Direct oral anticoagulants (DOACs) may cause false negative results of antithrombin (AT) deficiency screening.
To evaluate the impact of DOAC-Stop, an agent reversing in vitro effects of DOACs, on AT testing in anticoagulated patients.
We assessed 130 venous thromboembolism patients aged 46.7 ± 13.5 years. Blood samples were collected 2 to 27 hours after DOAC intake from 49 patients on rivaroxaban, 54 on apixaban, and 27 on dabigatran. Antithrombin activity was assessed using the activated factor X (FXa)-based and the activated factor II (FIIa)-based method twice, before and after DOAC-Stop treatment, together with plasma DOAC levels using coagulometric assays.

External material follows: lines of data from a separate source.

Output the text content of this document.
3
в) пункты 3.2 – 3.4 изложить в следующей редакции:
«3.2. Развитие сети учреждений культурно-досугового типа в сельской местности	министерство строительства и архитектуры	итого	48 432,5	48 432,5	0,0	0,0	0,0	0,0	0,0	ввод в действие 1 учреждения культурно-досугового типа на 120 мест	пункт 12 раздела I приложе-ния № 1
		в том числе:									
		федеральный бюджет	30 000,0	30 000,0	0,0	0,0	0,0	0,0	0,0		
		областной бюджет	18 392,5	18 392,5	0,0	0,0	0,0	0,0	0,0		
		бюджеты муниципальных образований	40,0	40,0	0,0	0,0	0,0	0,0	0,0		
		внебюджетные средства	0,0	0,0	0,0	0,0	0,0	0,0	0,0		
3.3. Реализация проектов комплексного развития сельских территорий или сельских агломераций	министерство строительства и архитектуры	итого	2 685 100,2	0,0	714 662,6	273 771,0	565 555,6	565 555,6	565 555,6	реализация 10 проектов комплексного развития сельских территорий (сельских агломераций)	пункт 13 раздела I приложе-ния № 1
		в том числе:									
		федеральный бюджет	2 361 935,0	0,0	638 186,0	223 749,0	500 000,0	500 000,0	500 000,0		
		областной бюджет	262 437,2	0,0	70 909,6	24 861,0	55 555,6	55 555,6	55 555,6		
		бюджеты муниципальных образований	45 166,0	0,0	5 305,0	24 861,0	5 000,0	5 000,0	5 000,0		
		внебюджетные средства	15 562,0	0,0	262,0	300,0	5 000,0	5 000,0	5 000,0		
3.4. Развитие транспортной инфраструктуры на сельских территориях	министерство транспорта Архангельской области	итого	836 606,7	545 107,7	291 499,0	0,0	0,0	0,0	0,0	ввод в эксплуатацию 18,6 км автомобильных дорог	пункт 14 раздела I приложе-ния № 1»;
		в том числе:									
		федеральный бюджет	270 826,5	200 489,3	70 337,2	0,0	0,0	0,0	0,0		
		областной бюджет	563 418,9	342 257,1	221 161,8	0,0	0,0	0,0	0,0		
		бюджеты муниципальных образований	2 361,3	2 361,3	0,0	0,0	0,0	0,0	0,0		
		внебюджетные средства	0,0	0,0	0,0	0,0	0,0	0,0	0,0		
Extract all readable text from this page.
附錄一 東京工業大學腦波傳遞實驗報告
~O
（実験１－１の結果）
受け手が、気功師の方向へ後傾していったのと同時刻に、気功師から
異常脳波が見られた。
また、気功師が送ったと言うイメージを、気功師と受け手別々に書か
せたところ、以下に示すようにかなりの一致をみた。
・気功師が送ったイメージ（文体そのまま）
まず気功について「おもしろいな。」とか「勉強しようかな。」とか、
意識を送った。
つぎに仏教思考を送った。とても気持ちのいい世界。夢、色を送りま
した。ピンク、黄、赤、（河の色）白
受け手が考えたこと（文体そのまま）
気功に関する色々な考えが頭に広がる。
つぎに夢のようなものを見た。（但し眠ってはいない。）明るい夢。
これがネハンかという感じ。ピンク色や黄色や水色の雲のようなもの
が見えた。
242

The use of DOAC-Stop did not influence AT activity measured using the FIIa-based assay, whereas there was a marked decrease in AT activity determined using the FXa-based assay (ΔAT = 16.9%; 95% CI, 12.9%-19.1%). The AT-FIIa assay revealed decreased AT level (<79%) in all 10 (7.7%) genetically confirmed AT-deficient patients treated with rivaroxaban or apixaban (n = 5 each), whereas the AT-FXa assay showed decreased AT activity (<83%) in 2 subjects on rivaroxaban and 1 on apixaban with low plasma DOAC concentrations (<90 ng/mL). After DOAC-Stop median AT-FXa activity lowered from 83.5% (interquartile range, 66%-143%) to 65.5% (interquartile range, 57%-75%; P = .005; ΔAT = 18%) in AT-deficient patients, without any false negative results. The ΔAT in the FXa-based assay correlated with rivaroxaban and apixaban concentrations in the AT-deficient patients (r = 0.99, P < .001).
Application of DOAC-Stop enables reliable evaluation of AT deficiency screening in patients taking rivaroxaban or apixaban and tested using the FXa-based method.